The line between optimism and pessimism is blurry, it ultimately comes down to inner dialogue. Negative self talk is the core of pessimism and that fit me like a glove. I have always had a rough inner dialogue, I demand perfection and only see failure. I knew these were things I have had to work on, only in researching this challenge did I discover the different ways I set my self up for failure.
The most common types of pessimistic dialogue are filtering, personalizing,polarizing,and catastrophizing. Of these sins I am guilty.
Filtering is when you’re given constructive criticism but only hear the negative, or are even complemented and can only see failure. This is one of my biggest struggles, we love to host parties after all I went to culinary school I should know how to host the perfect dinner party. 99% of our events go off with out a hitch, my piquillo crab dip is picturesque and MF has drinks in the works.
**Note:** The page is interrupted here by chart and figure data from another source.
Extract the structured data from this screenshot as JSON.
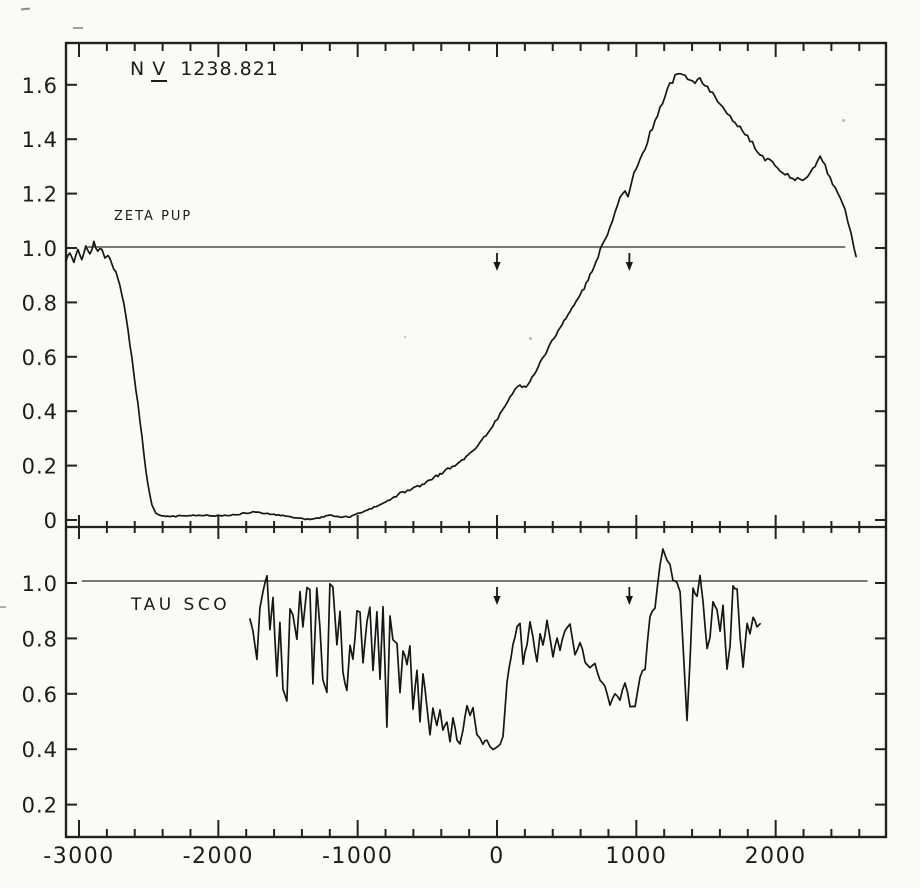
{
  "figure": {
    "line_id": {
      "element": "N",
      "ion_numeral": "V",
      "wavelength": "1238.821"
    },
    "colors": {
      "ink": "#161616",
      "paper": "#fafaf7",
      "continuum": "#4d4d4d",
      "frame": "#222222"
    }
  },
  "chart_data": {
    "type": "line",
    "title": "N V 1238.821",
    "x_axis": {
      "major_ticks": [
        -3000,
        -2000,
        -1000,
        0,
        1000,
        2000
      ],
      "major_tick_labels": [
        "-3000",
        "-2000",
        "-1000",
        "0",
        "1000",
        "2000"
      ],
      "minor_tick_step": 200,
      "range": [
        -3095,
        2790
      ],
      "grid": false
    },
    "panels": [
      {
        "name": "ZETA PUP",
        "y_ticks": [
          1.6,
          1.4,
          1.2,
          1.0,
          0.8,
          0.6,
          0.4,
          0.2,
          0
        ],
        "y_tick_labels": [
          "1.6",
          "1.4",
          "1.2",
          "1.0",
          "0.8",
          "0.6",
          "0.4",
          "0.2",
          "0"
        ],
        "y_range": [
          -0.026,
          1.754
        ],
        "continuum_level": 1.0,
        "continuum_span_kms": [
          -2940,
          2500
        ],
        "marker_arrows_kms": [
          0,
          950
        ],
        "points": [
          [
            -3095,
            0.95
          ],
          [
            -3066,
            0.985
          ],
          [
            -3037,
            0.95
          ],
          [
            -3008,
            1.0
          ],
          [
            -2980,
            0.96
          ],
          [
            -2951,
            1.01
          ],
          [
            -2922,
            0.975
          ],
          [
            -2893,
            1.02
          ],
          [
            -2865,
            0.985
          ],
          [
            -2836,
            1.0
          ],
          [
            -2814,
            0.96
          ],
          [
            -2793,
            0.975
          ],
          [
            -2764,
            0.94
          ],
          [
            -2735,
            0.91
          ],
          [
            -2707,
            0.865
          ],
          [
            -2678,
            0.79
          ],
          [
            -2649,
            0.7
          ],
          [
            -2620,
            0.59
          ],
          [
            -2592,
            0.48
          ],
          [
            -2563,
            0.37
          ],
          [
            -2534,
            0.24
          ],
          [
            -2506,
            0.13
          ],
          [
            -2477,
            0.055
          ],
          [
            -2448,
            0.025
          ],
          [
            -2405,
            0.015
          ],
          [
            -2348,
            0.012
          ],
          [
            -2276,
            0.015
          ],
          [
            -2132,
            0.018
          ],
          [
            -1989,
            0.015
          ],
          [
            -1845,
            0.022
          ],
          [
            -1737,
            0.03
          ],
          [
            -1630,
            0.022
          ],
          [
            -1522,
            0.015
          ],
          [
            -1414,
            0.005
          ],
          [
            -1343,
            0.002
          ],
          [
            -1271,
            0.008
          ],
          [
            -1199,
            0.018
          ],
          [
            -1127,
            0.012
          ],
          [
            -1055,
            0.012
          ],
          [
            -983,
            0.026
          ],
          [
            -912,
            0.04
          ],
          [
            -840,
            0.055
          ],
          [
            -768,
            0.074
          ],
          [
            -696,
            0.096
          ],
          [
            -625,
            0.11
          ],
          [
            -553,
            0.125
          ],
          [
            -481,
            0.147
          ],
          [
            -409,
            0.169
          ],
          [
            -337,
            0.19
          ],
          [
            -266,
            0.213
          ],
          [
            -208,
            0.24
          ],
          [
            -158,
            0.265
          ],
          [
            -108,
            0.294
          ],
          [
            -65,
            0.32
          ],
          [
            -14,
            0.36
          ],
          [
            22,
            0.39
          ],
          [
            57,
            0.42
          ],
          [
            93,
            0.456
          ],
          [
            129,
            0.478
          ],
          [
            165,
            0.493
          ],
          [
            208,
            0.485
          ],
          [
            237,
            0.51
          ],
          [
            280,
            0.55
          ],
          [
            323,
            0.588
          ],
          [
            366,
            0.63
          ],
          [
            409,
            0.67
          ],
          [
            452,
            0.706
          ],
          [
            495,
            0.74
          ],
          [
            538,
            0.78
          ],
          [
            582,
            0.816
          ],
          [
            625,
            0.853
          ],
          [
            668,
            0.9
          ],
          [
            711,
            0.95
          ],
          [
            740,
            0.99
          ],
          [
            775,
            1.03
          ],
          [
            811,
            1.07
          ],
          [
            847,
            1.125
          ],
          [
            883,
            1.18
          ],
          [
            919,
            1.21
          ],
          [
            940,
            1.19
          ],
          [
            969,
            1.25
          ],
          [
            998,
            1.29
          ],
          [
            1027,
            1.33
          ],
          [
            1063,
            1.37
          ],
          [
            1098,
            1.42
          ],
          [
            1134,
            1.47
          ],
          [
            1170,
            1.515
          ],
          [
            1206,
            1.56
          ],
          [
            1242,
            1.6
          ],
          [
            1278,
            1.63
          ],
          [
            1314,
            1.645
          ],
          [
            1350,
            1.63
          ],
          [
            1386,
            1.62
          ],
          [
            1421,
            1.61
          ],
          [
            1457,
            1.62
          ],
          [
            1493,
            1.595
          ],
          [
            1529,
            1.58
          ],
          [
            1565,
            1.56
          ],
          [
            1601,
            1.53
          ],
          [
            1637,
            1.5
          ],
          [
            1673,
            1.48
          ],
          [
            1709,
            1.455
          ],
          [
            1745,
            1.44
          ],
          [
            1780,
            1.42
          ],
          [
            1816,
            1.4
          ],
          [
            1852,
            1.37
          ],
          [
            1888,
            1.35
          ],
          [
            1924,
            1.33
          ],
          [
            1960,
            1.316
          ],
          [
            1996,
            1.3
          ],
          [
            2032,
            1.287
          ],
          [
            2068,
            1.27
          ],
          [
            2104,
            1.263
          ],
          [
            2139,
            1.257
          ],
          [
            2175,
            1.25
          ],
          [
            2211,
            1.257
          ],
          [
            2247,
            1.28
          ],
          [
            2283,
            1.295
          ],
          [
            2319,
            1.33
          ],
          [
            2355,
            1.3
          ],
          [
            2391,
            1.26
          ],
          [
            2427,
            1.22
          ],
          [
            2463,
            1.18
          ],
          [
            2498,
            1.14
          ],
          [
            2520,
            1.1
          ],
          [
            2541,
            1.05
          ],
          [
            2563,
            1.0
          ],
          [
            2577,
            0.97
          ]
        ]
      },
      {
        "name": "TAU SCO",
        "y_ticks": [
          1.0,
          0.8,
          0.6,
          0.4,
          0.2
        ],
        "y_tick_labels": [
          "1.0",
          "0.8",
          "0.6",
          "0.4",
          "0.2"
        ],
        "y_range": [
          0.08,
          1.2
        ],
        "continuum_level": 1.0,
        "continuum_span_kms": [
          -2980,
          2660
        ],
        "marker_arrows_kms": [
          0,
          950
        ],
        "points": [
          [
            -1773,
            0.87
          ],
          [
            -1752,
            0.83
          ],
          [
            -1723,
            0.72
          ],
          [
            -1702,
            0.91
          ],
          [
            -1680,
            0.97
          ],
          [
            -1651,
            1.03
          ],
          [
            -1630,
            0.83
          ],
          [
            -1608,
            0.95
          ],
          [
            -1580,
            0.66
          ],
          [
            -1558,
            0.855
          ],
          [
            -1536,
            0.62
          ],
          [
            -1508,
            0.58
          ],
          [
            -1486,
            0.9
          ],
          [
            -1465,
            0.89
          ],
          [
            -1436,
            0.8
          ],
          [
            -1414,
            0.97
          ],
          [
            -1393,
            0.84
          ],
          [
            -1364,
            0.985
          ],
          [
            -1343,
            0.975
          ],
          [
            -1321,
            0.635
          ],
          [
            -1293,
            0.985
          ],
          [
            -1271,
            0.84
          ],
          [
            -1250,
            0.645
          ],
          [
            -1221,
            0.61
          ],
          [
            -1199,
            1.0
          ],
          [
            -1178,
            0.99
          ],
          [
            -1149,
            0.77
          ],
          [
            -1127,
            0.895
          ],
          [
            -1106,
            0.68
          ],
          [
            -1077,
            0.61
          ],
          [
            -1055,
            0.78
          ],
          [
            -1034,
            0.72
          ],
          [
            -1005,
            0.895
          ],
          [
            -983,
            0.9
          ],
          [
            -962,
            0.71
          ],
          [
            -933,
            0.865
          ],
          [
            -912,
            0.91
          ],
          [
            -890,
            0.68
          ],
          [
            -862,
            0.89
          ],
          [
            -840,
            0.66
          ],
          [
            -818,
            0.91
          ],
          [
            -790,
            0.48
          ],
          [
            -768,
            0.88
          ],
          [
            -747,
            0.8
          ],
          [
            -718,
            0.78
          ],
          [
            -696,
            0.61
          ],
          [
            -675,
            0.755
          ],
          [
            -646,
            0.71
          ],
          [
            -625,
            0.77
          ],
          [
            -603,
            0.55
          ],
          [
            -574,
            0.68
          ],
          [
            -553,
            0.5
          ],
          [
            -531,
            0.67
          ],
          [
            -503,
            0.56
          ],
          [
            -481,
            0.455
          ],
          [
            -460,
            0.55
          ],
          [
            -431,
            0.49
          ],
          [
            -409,
            0.54
          ],
          [
            -388,
            0.465
          ],
          [
            -359,
            0.5
          ],
          [
            -337,
            0.43
          ],
          [
            -316,
            0.51
          ],
          [
            -287,
            0.44
          ],
          [
            -266,
            0.42
          ],
          [
            -244,
            0.465
          ],
          [
            -215,
            0.56
          ],
          [
            -194,
            0.52
          ],
          [
            -172,
            0.55
          ],
          [
            -144,
            0.455
          ],
          [
            -122,
            0.44
          ],
          [
            -101,
            0.42
          ],
          [
            -72,
            0.43
          ],
          [
            -50,
            0.405
          ],
          [
            -29,
            0.4
          ],
          [
            0,
            0.41
          ],
          [
            22,
            0.42
          ],
          [
            43,
            0.44
          ],
          [
            72,
            0.645
          ],
          [
            115,
            0.78
          ],
          [
            144,
            0.84
          ],
          [
            165,
            0.85
          ],
          [
            187,
            0.71
          ],
          [
            215,
            0.78
          ],
          [
            237,
            0.86
          ],
          [
            258,
            0.8
          ],
          [
            287,
            0.72
          ],
          [
            309,
            0.82
          ],
          [
            330,
            0.78
          ],
          [
            359,
            0.86
          ],
          [
            380,
            0.8
          ],
          [
            402,
            0.74
          ],
          [
            431,
            0.8
          ],
          [
            452,
            0.755
          ],
          [
            488,
            0.83
          ],
          [
            524,
            0.855
          ],
          [
            560,
            0.745
          ],
          [
            596,
            0.79
          ],
          [
            632,
            0.72
          ],
          [
            668,
            0.695
          ],
          [
            703,
            0.71
          ],
          [
            740,
            0.645
          ],
          [
            775,
            0.62
          ],
          [
            811,
            0.56
          ],
          [
            847,
            0.6
          ],
          [
            883,
            0.57
          ],
          [
            919,
            0.645
          ],
          [
            955,
            0.555
          ],
          [
            991,
            0.55
          ],
          [
            1027,
            0.665
          ],
          [
            1063,
            0.695
          ],
          [
            1098,
            0.88
          ],
          [
            1134,
            0.91
          ],
          [
            1170,
            1.06
          ],
          [
            1191,
            1.12
          ],
          [
            1220,
            1.08
          ],
          [
            1242,
            1.07
          ],
          [
            1263,
            1.01
          ],
          [
            1292,
            1.0
          ],
          [
            1314,
            0.97
          ],
          [
            1335,
            0.78
          ],
          [
            1364,
            0.51
          ],
          [
            1386,
            0.72
          ],
          [
            1407,
            0.985
          ],
          [
            1436,
            0.95
          ],
          [
            1457,
            1.02
          ],
          [
            1479,
            0.93
          ],
          [
            1508,
            0.765
          ],
          [
            1529,
            0.81
          ],
          [
            1550,
            0.935
          ],
          [
            1579,
            0.905
          ],
          [
            1601,
            0.83
          ],
          [
            1622,
            0.92
          ],
          [
            1651,
            0.685
          ],
          [
            1673,
            0.78
          ],
          [
            1694,
            0.985
          ],
          [
            1723,
            0.975
          ],
          [
            1745,
            0.8
          ],
          [
            1766,
            0.695
          ],
          [
            1795,
            0.855
          ],
          [
            1816,
            0.82
          ],
          [
            1838,
            0.88
          ],
          [
            1866,
            0.84
          ],
          [
            1888,
            0.855
          ]
        ]
      }
    ]
  }
}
Perfect. Inside my head is a totally different story. My inner dialogue is always so rough. I hurriedly dice herbs for garnish with mutters of lack of hustle and fan napkins at the last second for our friends who in all actuality probably don’t really care about the tablescape, they just want to hang out and watch the game. It’s all pessimistic self talk and I am queen of the filters
Personalizing is immediate self blame for failure. Kids act a fool? Your fault. Dog got sick? Your fault. Neighbor Bill blew his tire? Totally your fault. I was taught from a young age to take responsibility for my actions, with a pessimistic point of view it can be easy to skew these lines too and take responsibility for things outside of your control.
Polarizing is only seeing one end of the spectrum. Things are either black or white, right or wrong, there is no in between to be found.
Catastrophizing is anticipating the worst outcome from any event. When I was a young mother I struggles with this one the most. I was so worried that something was going to happen I was riddles with anxiety and had a hard time allowing my kids to explore or grow with out helicopter action.
Negative self talk isn’t going to stop overnight. I read it best described as talk to yourself like you would your SO’s grandmohter. No one is going to tell Nana she’s stupid and forgot to get milk or that she’s too incompetent to properly sear a steak. If you’ve got those kind of monsters in your life they should be let go stat, no ones got time for Nana bashers.
Daily affirmations can be a great addition, as is practicing gratefulness; both take time to focus on the positive in the day and can help retrain your brain to see the beauty in all the chaos. The laws of attractiveness I also found quite interesting, this is the theory of vision boarding, focusing on what you want to happen and working actively toward it. Seeking positivity will bring positivity and with it happiness in any situation. The focus of this week will be on telling the grumpy inner me to stuff it and to see the changes I am making, to celebrate victory, and strive for greatness.